Earlier this month, Legal Week ran a heartbreaking but fascinating piece titled “Australia Is Burning and Demand for ‘Climate Lawyers’ Is Rising.”
Search consultants aren’t yet placing “climate lawyers,” but no matter. Like climate change itself, the market is moving faster than we can reasonably respond. You can envision managing partners Googling “climate change lawyer” and shouting down the hall to their marketers: “What does our website and practice group descriptions say about climate change?”
The article noted that there is no good working definition for “climate lawyer.” With a new practice like that, it can be tough to talk to clients about your services if they don’t know they need them, or what the expertise involves. This raises important, fundamental questions about how to communicate with clients about your services.
Where Is Your Prospective Client on the Buying Continuum?
This is where the “buyer’s journey” comes in. For a working definition, let’s go with HubSpot: The buyer’s journey is the process buyers go through to become aware of, consider and evaluate, and decide to purchase a new product or service.
The journey consists of a three-step process:
- Awareness: The buyer realizes they have a problem.
- Consideration: The buyer defines their problem and researches options to solve it.
- Decision: The buyer chooses a solution.
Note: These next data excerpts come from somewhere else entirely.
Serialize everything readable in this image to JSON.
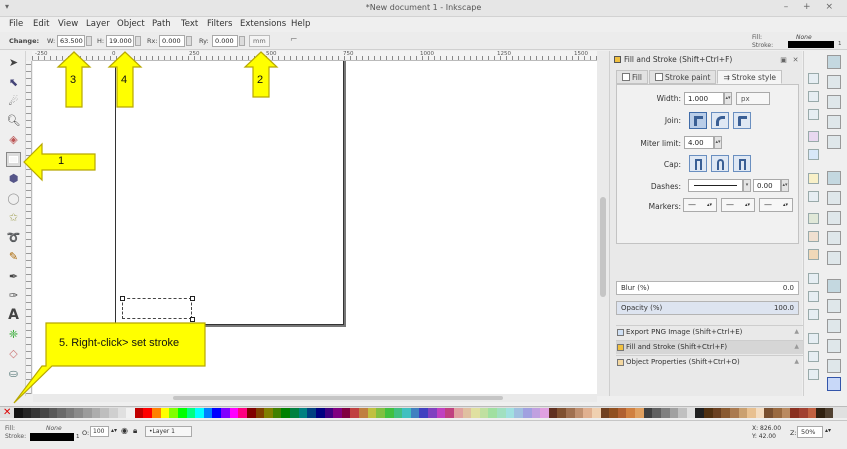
{
  "window": {
    "title": "*New document 1 - Inkscape",
    "controls": "– + ×"
  },
  "menu": [
    "File",
    "Edit",
    "View",
    "Layer",
    "Object",
    "Path",
    "Text",
    "Filters",
    "Extensions",
    "Help"
  ],
  "controls_bar": {
    "change_label": "Change:",
    "w_label": "W:",
    "w_value": "63.500",
    "h_label": "H:",
    "h_value": "19.000",
    "rx_label": "Rx:",
    "rx_value": "0.000",
    "ry_label": "Ry:",
    "ry_value": "0.000",
    "unit": "mm",
    "fill_label": "Fill:",
    "stroke_label": "Stroke:",
    "fill_value": "None",
    "stroke_width": "1"
  },
  "ruler": {
    "ticks": [
      "-250",
      "0",
      "250",
      "500",
      "750",
      "1000",
      "1250",
      "1500"
    ]
  },
  "panel": {
    "title": "Fill and Stroke (Shift+Ctrl+F)",
    "tabs": [
      "Fill",
      "Stroke paint",
      "Stroke style"
    ],
    "width_label": "Width:",
    "width_value": "1.000",
    "width_unit": "px",
    "join_label": "Join:",
    "miter_label": "Miter limit:",
    "miter_value": "4.00",
    "cap_label": "Cap:",
    "dashes_label": "Dashes:",
    "dash_offset": "0.00",
    "markers_label": "Markers:",
    "marker_symbol": "—",
    "blur_label": "Blur (%)",
    "blur_value": "0.0",
    "opacity_label": "Opacity (%)",
    "opacity_value": "100.0",
    "sections": [
      "Export PNG Image (Shift+Ctrl+E)",
      "Fill and Stroke (Shift+Ctrl+F)",
      "Object Properties (Shift+Ctrl+O)"
    ]
  },
  "status": {
    "fill_label": "Fill:",
    "stroke_label": "Stroke:",
    "fill_value": "None",
    "stroke_width": "1",
    "opacity_label": "O:",
    "opacity_value": "100",
    "layer": "•Layer 1",
    "x_coord": "X:  826.00",
    "y_coord": "Y:   42.00",
    "zoom_label": "Z:",
    "zoom_value": "50%"
  },
  "annotations": {
    "a1": "1",
    "a2": "2",
    "a3": "3",
    "a4": "4",
    "a5": "5. Right-click> set stroke"
  },
  "colors": {
    "callout_fill": "#ffff00",
    "callout_stroke": "#b8a800"
  }
}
When it comes to new or emerging practice groups (think Climate Change or Environmental, Social & Governance), it’s paramount that we consider where the potential buyer is in their journey. Most law firm content marketing assumes the consumer fully understands the issues they are facing and are searching for very specific solutions. These are the fundamentals that drive SEO. “I have an identified discrete problem and want someone with experience to solve it.” Search, done and done.
But with emerging issues, clients, like all of us, don’t know what they don’t know. So rather than focusing on creating “decision copy” (we are highly ranked in XYZ, this is why you should choose us, here are our bona fides), it makes sense to focus on “awareness copy” as you gradually introduce potential clients to issues that they may not yet be considering, but should.
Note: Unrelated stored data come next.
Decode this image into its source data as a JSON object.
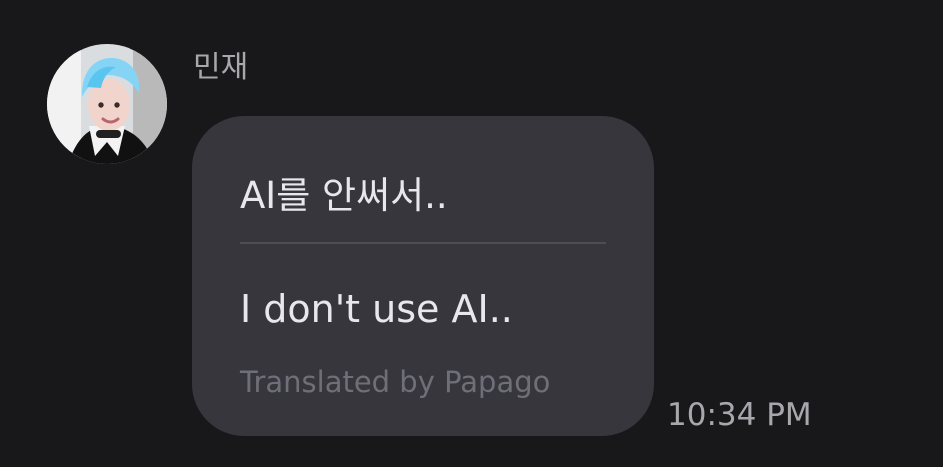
{
  "message": {
    "sender_name": "민재",
    "original_text": "AI를 안써서..",
    "translated_text": "I don't use AI..",
    "translation_credit": "Translated by Papago",
    "timestamp": "10:34 PM"
  },
  "colors": {
    "background": "#18181b",
    "bubble": "#36363c",
    "primary_text": "#e8e8ec",
    "secondary_text": "#a7a7ad",
    "muted_text": "#6f6f79",
    "divider": "#4d4d57"
  },
  "avatar": {
    "icon": "profile-photo"
  }
}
Lay Out the Issues This Practice Group Tackles
Say, for example, you are talking about launching a page to promote services to help companies cope with climate change or improve their ESG metrics. You will want conversational copy that meets clients where they are, and gently explores the short- and long-term implications of the issues they are facing (more efficient supply chain management, as an example).
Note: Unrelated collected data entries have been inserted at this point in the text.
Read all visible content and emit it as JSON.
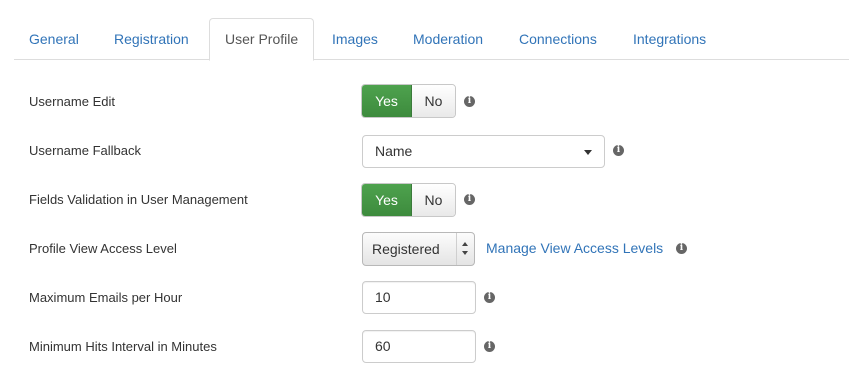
{
  "tabs": [
    {
      "label": "General"
    },
    {
      "label": "Registration"
    },
    {
      "label": "User Profile"
    },
    {
      "label": "Images"
    },
    {
      "label": "Moderation"
    },
    {
      "label": "Connections"
    },
    {
      "label": "Integrations"
    }
  ],
  "active_tab": "User Profile",
  "fields": {
    "username_edit": {
      "label": "Username Edit",
      "yes": "Yes",
      "no": "No",
      "selected": "Yes"
    },
    "username_fallback": {
      "label": "Username Fallback",
      "value": "Name"
    },
    "fields_validation": {
      "label": "Fields Validation in User Management",
      "yes": "Yes",
      "no": "No",
      "selected": "Yes"
    },
    "profile_view_access": {
      "label": "Profile View Access Level",
      "value": "Registered",
      "link": "Manage View Access Levels"
    },
    "max_emails": {
      "label": "Maximum Emails per Hour",
      "value": "10"
    },
    "min_hits": {
      "label": "Minimum Hits Interval in Minutes",
      "value": "60"
    }
  },
  "icons": {
    "info": "info-icon",
    "glyph": "i"
  },
  "colors": {
    "link": "#3174b8",
    "yes_active": "#4ea24e",
    "tab_border": "#dddddd"
  }
}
This is copy that builds common ground, establishes working definitions and, most importantly, is written from the mindset of the clients and their lived experience, not the law firm and its offerings.
This is not the time, at least not until much further down in the text, to come across as the expert. It’s the time to share (think about how the last compelling documentary you watched unfolded) why these issues may be more important to the potential purchaser than they initially appear.
Awareness Builds the Relationship
This is incredibly important in forging a relationship, in building a common language, and getting the kind of buy-in in which clients are convinced you understand what they are facing. In-house counsel say again and again “Know my business.” When it comes to writing practice group descriptions, this includes entering inside the client’s mind, understanding what’s there, and reflecting it back with some intelligence from the client’s perspective.
Practice group descriptions written this way don’t differ terribly much from many others. But the distinction for the reader is clear. It is rather like the difference between using dried herbs and fresh in a recipe. One is predictable, routine; the second produces a decidedly different experience that provokes engagement, leaving the consumer wanting more.
As the legal services industry becomes more segmented and more highly specialized, this approach to content becomes more important. Apple has been one of the greatest companies in figuring out that the market doesn’t always understand or know what it wants. (Were you missing your iPod before they introduced one? No.) You need to begin with what’s missing in a client’s repertoire, and then discuss how your offering meets the need you’ve identified.